Quitting smoking? Instead of dying around age 65 a quitter is now going to live till 82. and instead of dying before  he collects any pension, the quitter will now collect about $450.000 on pensions and will have had knee and hip surgery, diabetes treatment, $30.000 pharmacare, and in his last five years will die an expensive high care old age death: Hospital care for repeated heart attacks at best, Alzheimer disease at worse. In total the quitter will cost society a little short of a million dollars each. 

The biggest source of high health care cost, is not any disease, it is our increasing longevity.
Health care has become the victim of its own success. 
Health care costs are going to continue spiraling out of control. It is going to get worse, because we are going to be living longer and longer.  
There is that elephant in the room.
obesity is now costing more
Roto
Posted: 2009-06-19 12:37:30

Years ago the order of most expensive health care issues was seta belts, then smoking, then the rest.

Smokers still cost employers on average much more than non smokers, close to 35% more.
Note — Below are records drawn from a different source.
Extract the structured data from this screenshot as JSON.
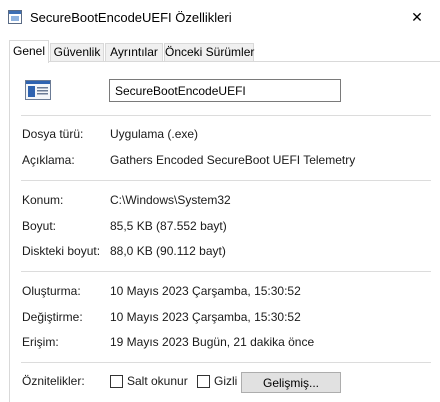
{
  "window": {
    "title": "SecureBootEncodeUEFI Özellikleri",
    "close_glyph": "✕"
  },
  "tabs": [
    {
      "label": "Genel",
      "active": true
    },
    {
      "label": "Güvenlik",
      "active": false
    },
    {
      "label": "Ayrıntılar",
      "active": false
    },
    {
      "label": "Önceki Sürümler",
      "active": false
    }
  ],
  "general": {
    "file_name": "SecureBootEncodeUEFI",
    "file_type": {
      "label": "Dosya türü:",
      "value": "Uygulama (.exe)"
    },
    "description": {
      "label": "Açıklama:",
      "value": "Gathers Encoded SecureBoot UEFI Telemetry"
    },
    "location": {
      "label": "Konum:",
      "value": "C:\\Windows\\System32"
    },
    "size": {
      "label": "Boyut:",
      "value": "85,5 KB (87.552 bayt)"
    },
    "size_on_disk": {
      "label": "Diskteki boyut:",
      "value": "88,0 KB (90.112 bayt)"
    },
    "created": {
      "label": "Oluşturma:",
      "value": "10 Mayıs 2023 Çarşamba, 15:30:52"
    },
    "modified": {
      "label": "Değiştirme:",
      "value": "10 Mayıs 2023 Çarşamba, 15:30:52"
    },
    "accessed": {
      "label": "Erişim:",
      "value": "19 Mayıs 2023 Bugün, 21 dakika önce"
    },
    "attributes": {
      "label": "Öznitelikler:",
      "readonly_label": "Salt okunur",
      "readonly_checked": false,
      "hidden_label": "Gizli",
      "hidden_checked": false,
      "advanced_button": "Gelişmiş..."
    }
  },
  "colors": {
    "accent": "#0078d7",
    "border": "#d9d9d9",
    "button_bg": "#e1e1e1"
  },
  "icons": {
    "app": "application-window-icon",
    "file": "executable-file-icon",
    "close": "close-icon"
  }
}
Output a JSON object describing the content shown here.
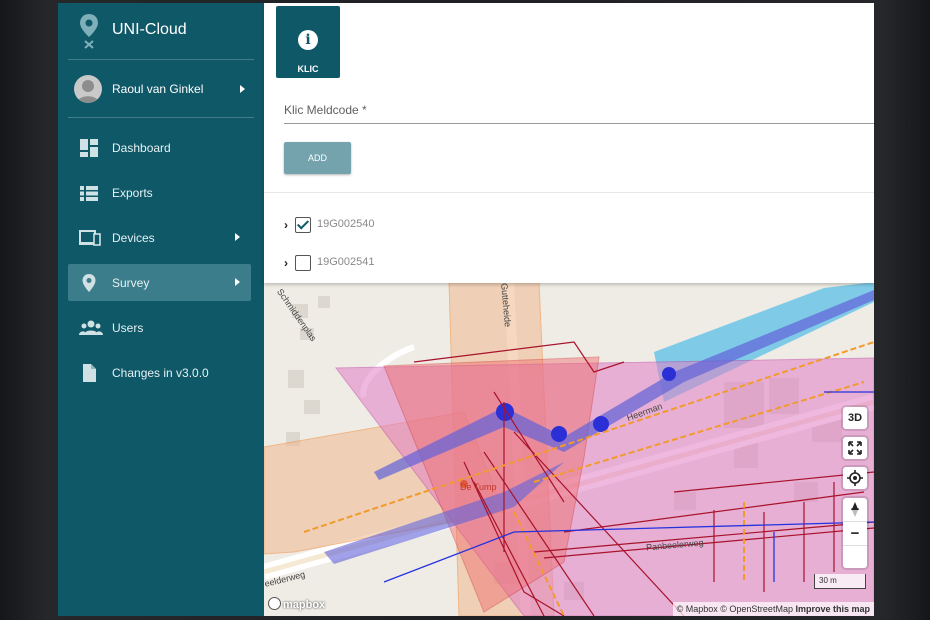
{
  "app": {
    "title": "UNI-Cloud"
  },
  "user": {
    "name": "Raoul van Ginkel"
  },
  "nav": [
    {
      "label": "Dashboard",
      "icon": "dashboard-icon",
      "active": false
    },
    {
      "label": "Exports",
      "icon": "list-icon",
      "active": false
    },
    {
      "label": "Devices",
      "icon": "devices-icon",
      "active": false
    },
    {
      "label": "Survey",
      "icon": "location-pin-icon",
      "active": true
    },
    {
      "label": "Users",
      "icon": "users-icon",
      "active": false
    },
    {
      "label": "Changes in v3.0.0",
      "icon": "document-icon",
      "active": false
    }
  ],
  "panel": {
    "tile_label": "KLIC",
    "field_placeholder": "Klic Meldcode *",
    "add_label": "ADD",
    "items": [
      {
        "code": "19G002540",
        "checked": true
      },
      {
        "code": "19G002541",
        "checked": false
      }
    ]
  },
  "map": {
    "controls": {
      "three_d": "3D",
      "zoom_in": "+",
      "zoom_out": "−"
    },
    "scale": "30 m",
    "attribution": {
      "mapbox": "© Mapbox",
      "osm": "© OpenStreetMap",
      "improve": "Improve this map"
    },
    "logo": "mapbox",
    "streets": [
      "Schmiddenplas",
      "Gutteheide",
      "Heerman",
      "Panbeelerweg",
      "eelderweg",
      "De Tump"
    ]
  },
  "colors": {
    "sidebar": "#0f5868",
    "active": "#3c7d8b",
    "add_button": "#74a3ae"
  }
}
And it is more easily identified as contributing to many fo the most costly health issues.

Obesity is catching up and will pass if we continue to address the smoker situation.

Discrimination is an issue to face in both cases and I expect that until there is an ability to make change the behaviours of the obese which requires incentives or penalties, one cannot address the problem.

Incentives of this type often reward those that already take care of themselves so may be of limited value, unfortunately it is the penalties, the higher cost that will change the behaviour of many of the obese.
obesity is now costing more than cigarettes
dwo
Posted: 2009-06-15 14:19:51

We need to do something about the health care costs of obesity.  While smokers can be discriminated against (a misnomer), it is politically incorrect to discriminate against obese persons.  To my mind, to say that cigarette smoking health care costs are the most preventable health care costs facing society is now incorrect.  I think obesity has now passed that.  So why is it that we don't tax the things that lead to this more heavily?  I for one don't buy the excuses, except in a very small minority of persons with thyroid problems perhaps, obesity is certainly preventable, and therefore the health costs associated with it.  It's my pet peeve.  These people are costing society billions, but this is not frowned upon like smoking is.  Don't get me wrong, I frown upon smoking, but I also frown on obesity.  Just as we're all educated enough to understand the risks of cigarette smoking and the damage caused in this day of 2009, we are also educated enough to all understand the risks of obesity and the damage caused.  My two cents worth (not to be spent on junk food)
Taxing the Source of Health Care
Roto
Posted: 2009-05-04 10:55:15

Smoking is one of the leading causes of health care costs and is already taxed, why not ban it rather than increase taxes. 

To change behaviours, one often has to put a price on the behaviour and I am not sure the taxes on cigarettes is the best place, how about if smokers had to pay for health care.

If a smoket is 35% more expensive than a non-smoker and the average cost was $5000 a person, then a non-smoker should be covered at $4300 by the government and a smoker should pay out of pocket $1500 to cover the additional cost.

This might be far more effective.

People could also be rewarded for good behaviours such as exercise, keeping their weigth down, taking Health risk assessments and actions to improve their health.
 
There are many garage sales with exercise equipment that have been seldom used. One needs to incent the behaviour and the outcome, how the individual spends the incentive should be up to the individual as there is "no one size fits all" program.

Agree
PatrickLouch
Posted: 2009-04-23 08:41:43

Yes, they should, but for the most part they already do. It's econ 101 taxing negative externalities. Cigarette taxes can't go any higher otherwise smuggling will explode. A tax on processed foods is a good idea - a bit of an administrative nightmare, but good. Subsidies however are bad. People don't need a gym to be active and this will just create more distortions. Don't subsidize vegetables. A tax on the bad stuff is sufficient.

@ ann carson
The best thing to do is to tax the bad things (alcohol and cigarettes and bad food) and then cut income taxes. This makes it a wash for the poor. Their expenses go up by $200, but their income goes up by $200 so they are actually better off (because they could choose to do whatever they want with the income). 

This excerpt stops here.